Directors Jay Hodges and PJ Raval were intrigued by Trinidad's status as the "Sex Change Capital of the World" and that Dr. Marci Bowers, the surgeon of the town, had transgender history. Neither director lived in the town, so they filmed in intervals of several months at a time. In an interview with Queerty, Raval said, "Our intention was not to sensationalize or exploit but to create something where people can see the universal struggle for self-expression and give people an opportunity to explore these concepts of gender and gender identity."

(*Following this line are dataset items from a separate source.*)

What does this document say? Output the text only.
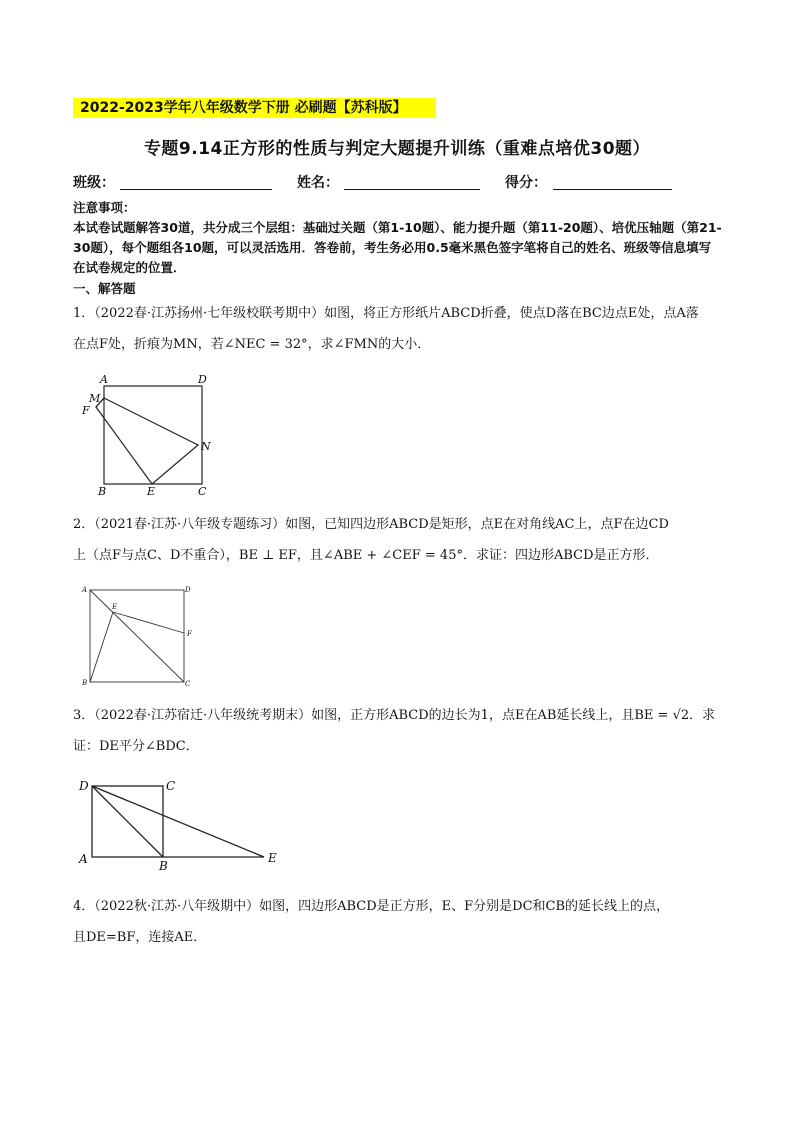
2022-2023学年八年级数学下册 必刷题【苏科版】
专题9.14正方形的性质与判定大题提升训练（重难点培优30题）
班级：	姓名：	得分：
注意事项：
本试卷试题解答30道，共分成三个层组：基础过关题（第1-10题）、能力提升题（第11-20题）、培优压轴题（第21-30题），每个题组各10题，可以灵活选用．答卷前，考生务必用0.5毫米黑色签字笔将自己的姓名、班级等信息填写在试卷规定的位置．
一、解答题
1．（2022春·江苏扬州·七年级校联考期中）如图，将正方形纸片ABCD折叠，使点D落在BC边点E处，点A落
在点F处，折痕为MN，若∠NEC = 32°，求∠FMN的大小．
A	D
M
F
N
B	E	C
2．（2021春·江苏·八年级专题练习）如图，已知四边形ABCD是矩形，点E在对角线AC上，点F在边CD
上（点F与点C、D不重合），BE ⊥ EF，且∠ABE + ∠CEF = 45°．求证：四边形ABCD是正方形．
A	D
E
F
B	C
3．（2022春·江苏宿迁·八年级统考期末）如图，正方形ABCD的边长为1，点E在AB延长线上，且BE = √2．求
证：DE平分∠BDC．
D	C
A	B
E
4．（2022秋·江苏·八年级期中）如图，四边形ABCD是正方形，E、F分别是DC和CB的延长线上的点，
且DE=BF，连接AE．
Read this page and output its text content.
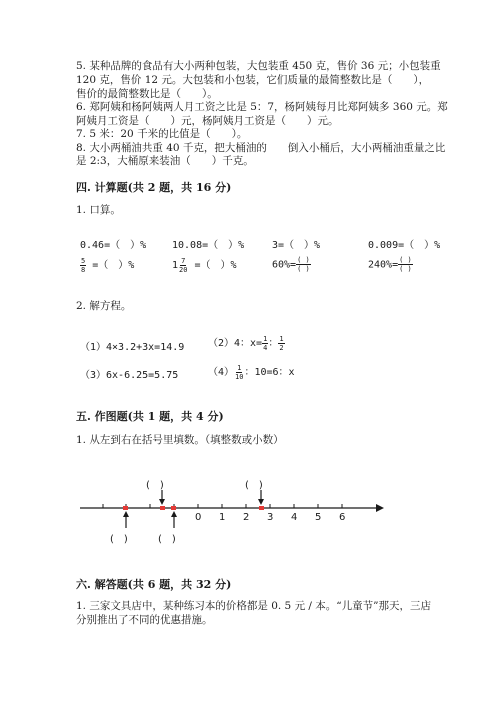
5. 某种品牌的食品有大小两种包装，大包装重 450 克，售价 36 元；小包装重
120 克，售价 12 元。大包装和小包装，它们质量的最简整数比是（　　），
售价的最简整数比是（　　）。
6. 郑阿姨和杨阿姨两人月工资之比是 5：7，杨阿姨每月比郑阿姨多 360 元。郑
阿姨月工资是（　　）元，杨阿姨月工资是（　　）元。
7. 5 米：20 千米的比值是（　　）。
8. 大小两桶油共重 40 千克，把大桶油的　　倒入小桶后，大小两桶油重量之比
是 2:3，大桶原来装油（　　）千克。
四. 计算题(共 2 题，共 16 分)
1. 口算。
0.46=（　）%	10.08=（　）%	3=（　）%	0.009=（　）%
$\frac{5}{8}$ =（　）%	$1 \frac{7}{20}$ =（　）%	$60\%= \frac{( )}{( )}$	$240\%= \frac{( )}{( )}$
2. 解方程。
（1）4×3.2+3x=14.9 （2）4：$x= \frac{1}{4}$ ： $\frac{1}{2}$
（3）6x-6.25=5.75	$(4) \frac{1}{10}$ ：10=6：x
五. 作图题(共 1 题，共 4 分)
1. 从左到右在括号里填数。（填整数或小数）
0 1 2 3 4 5 6
(　)	(　)
(　)	(　)
六. 解答题(共 6 题，共 32 分)
1. 三家文具店中，某种练习本的价格都是 0. 5 元 / 本。“儿童节”那天，三店
分别推出了不同的优惠措施。
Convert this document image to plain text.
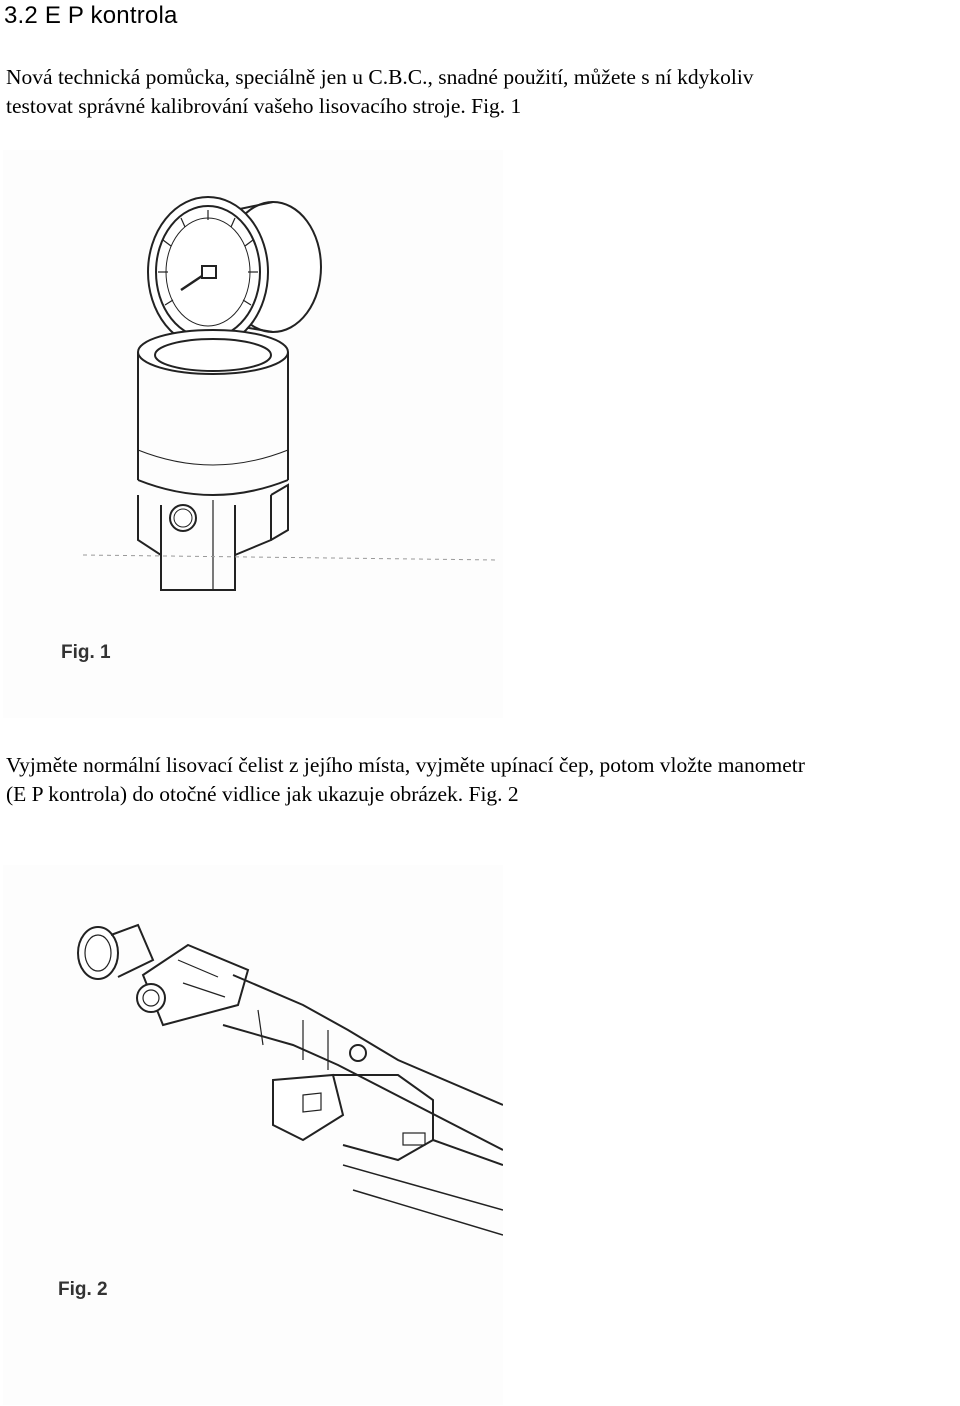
3.2 E P kontrola
Nová technická pomůcka, speciálně jen u C.B.C., snadné použití, můžete s ní kdykoliv
testovat správné kalibrování vašeho lisovacího stroje. Fig. 1
Fig. 1
Vyjměte normální lisovací čelist z jejího místa, vyjměte upínací čep, potom vložte manometr
(E P kontrola) do otočné vidlice jak ukazuje obrázek. Fig. 2
Fig. 2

Trinidad received $4,000 for production and $7,000 for post-production through the Austin Film Society's Texas Filmmakers' Production Fund.
Trinidad features music by Antony and the Johnsons, The Cinematic Orchestra, and Julia Kent.
Eric Campos, writing for Film Threat, gave the film 4 out of 5 stars and said, "Trinidad succeeds in presenting the materials for a better understanding of transsexual people and stands to be very instrumental in making the world outside of Trinidad, Colorado a safer place for them to live." IFC's Stephen Salto commented, "Hodges and Raval arrive in town just in time to shoot the construction of Morning Glow, a recovery house that not only provides a dramatic arc for the story, but slyly demonstrates how post-ops are just like anyone else, in moments as simple as arguing over the proper trim for the doors of the house."